Hinter den Rechtfertigungen eigener Morde und Mordgelüste steckte ein banaler Reflex unverarbeiteter Vergangenheit, eine unschöne Aneignung des Opferstatus, eine zweite Entsorgung der eigentlichen Opfer. Diese Mentalität kristallisierte sich in der Tat, die bis zu Kraushaars Buch so gut wie total verdrängt war, der Bombe im jüdischen Gemeindehaus. Sie sollte am 9. November 1969 hochgehen, während des Gedenkens an die "Reichskristallnacht", wo sich ein schütteres Häufchen Überlebender mit ein paar offiziellen Abgesandten des Staates und der Kirchen versammelte. Gelegt hatte sie Albert Fichter, offenbar auf Weisung Dieter Kunzelmanns, der bis heute leugnet.

"Dass Kunzelmanns Untat antisemitisch war", will Winkler wie gesagt gar nicht bestreiten. Es ist ihm nur nicht so wichtig. Winkler scheint in der Tat einen fehlgeleiteten Akt mit an sich richtiger Intention zu sehen. Er ordnet sie in eine Tradition des Surrealismus und Situationismus ein, deren Legitimität für ihn bis heute nicht in Zweifel steht: "1969 mag es für (Kunzelmann) der ultimative surrealistische Akt gewesen sein, die Berliner Gedenkfeier in ihrem selbstzufriedenen Philosemitismus zu erschüttern. So grauenhaft und wenig verzeihlich das ist, so wenig sollte einem die Zerstörungslust fremd sein, die der Avantgarde seit je zugehört. Die Avantgarde war nie nett zu ihrem Publikum." Diese Sätze müsste man genauer auseinandernehmen: Sind die im Gemeindehaus versammelten Juden das "Publikum" einer Avantgarde, die nun mal nicht nett zu ihm ist? Sollten sie das Attentat im Namen der Kunstfreiheit über sich ergehen lassen? Kann man vom "selbstzufriedenen Philosemitismus" eines schütteren Häufchens Holocaustüberlebender sprechen?

Die Bombe ging nur wegen eines kleinen Konstruktionsfehlers nicht hoch. Sie war so explosiv, dass es unter den 250 Anwesenden zahlreiche Tote gegeben hätte. Dass der Berliner Verfassungschutz bei der Übergabe der Bombe an Fichter eine Rolle spielte, macht diesen verdrängten deutschen Moment nur noch grässlicher. An Kunzelmanns spontanem, tief gefühltem Antisemitismus ändert es nichts.

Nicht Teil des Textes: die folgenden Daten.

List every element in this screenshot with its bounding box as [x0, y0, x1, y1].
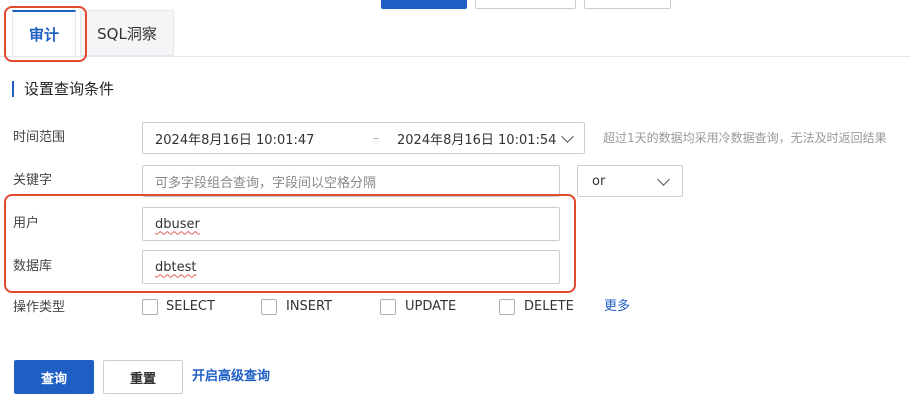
- advanced-query-link[interactable]: 开启高级查询: [192, 368, 270, 386]
- operation-type-label: 操作类型: [13, 300, 66, 315]
- keyword-input[interactable]: 可多字段组合查询，字段间以空格分隔: [142, 165, 560, 197]
- checkbox-delete-label[interactable]: DELETE: [524, 298, 574, 316]
- keyword-label: 关键字: [13, 173, 53, 188]
- time-range-hint: 超过1天的数据均采用冷数据查询，无法及时返回结果: [603, 131, 887, 145]
- highlight-box-tab: [4, 6, 87, 62]
- keyword-operator-value: or: [592, 173, 606, 189]
- checkbox-delete[interactable]: [499, 299, 515, 315]
- operation-type-more-link[interactable]: 更多: [604, 298, 630, 316]
- top-secondary-button[interactable]: [475, 0, 576, 9]
- top-primary-button[interactable]: [381, 0, 467, 9]
- checkbox-update-label[interactable]: UPDATE: [405, 298, 456, 316]
- section-title: 设置查询条件: [24, 80, 115, 98]
- tabs-divider: [0, 56, 910, 57]
- checkbox-select-label[interactable]: SELECT: [166, 298, 215, 316]
- section-accent-bar: [12, 81, 14, 97]
- time-range-label: 时间范围: [13, 130, 66, 145]
- chevron-down-icon: [657, 173, 670, 186]
- time-range-start: 2024年8月16日 10:01:47: [155, 132, 315, 148]
- checkbox-insert[interactable]: [261, 299, 277, 315]
- reset-button[interactable]: 重置: [103, 360, 183, 394]
- keyword-operator-select[interactable]: or: [577, 165, 683, 197]
- checkbox-insert-label[interactable]: INSERT: [286, 298, 332, 316]
- query-button[interactable]: 查询: [14, 360, 94, 394]
- time-range-end: 2024年8月16日 10:01:54: [397, 132, 557, 148]
- chevron-down-icon: [561, 130, 574, 143]
- checkbox-select[interactable]: [142, 299, 158, 315]
- time-range-picker[interactable]: 2024年8月16日 10:01:47 – 2024年8月16日 10:01:5…: [142, 122, 585, 154]
- tab-sql-insight[interactable]: SQL洞察: [80, 10, 174, 56]
- highlight-box-fields: [4, 194, 576, 293]
- checkbox-update[interactable]: [380, 299, 396, 315]
- time-range-separator: –: [372, 130, 380, 146]
- top-tertiary-button[interactable]: [584, 0, 671, 9]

Winkler versucht dennoch eine Ehrenrettung der abscheulichen Figur - zu konstitutiv scheint sie für seinen eigenen ideologischen Komfort. Die Empörung über Kraushaars nüchterne Rekonstruktion der Fakten klingt in seinem Artikel noch nach: "Wolfgang Kraushaar ist es mit seinem Buch 'Die Bombe im Jüdischen Gemeindehaus' gelungen, Kunzelmann als bete noire, als den allerschlimmsten Finger, zu denunzieren, der die bis dahin so ehrbare Linke zum Antisemitismus der Elterngeneration zurückgeführt haben soll."

Winklers Artikel repräsentiert eine Tendenz in der kulturellen, intellektuellen und auch politischen Linken in Deutschland - eine Tendenz zur Leugnung der Geschichte. Zurecht erinnert Winkler daran, dass die Berliner Alternative Liste Kunzelmann ohne den geringsten Skrupel in den achtziger Jahren zum Abgeordneten im Westberliner Parlament machte. Man sah darin eine weitere lustige Provokation des Establishments. In der Hausbesetzerszene und der taz gab es seinerzeit ganze Fraktionen von Verehrern, die stets an seinen Lippen hingen, wenn er Anekdoten aus der Politclownzeit der Kommune 1 zum besten gab.

Der Muff der tausend Jahre qualmt auch aus Haschichtüten.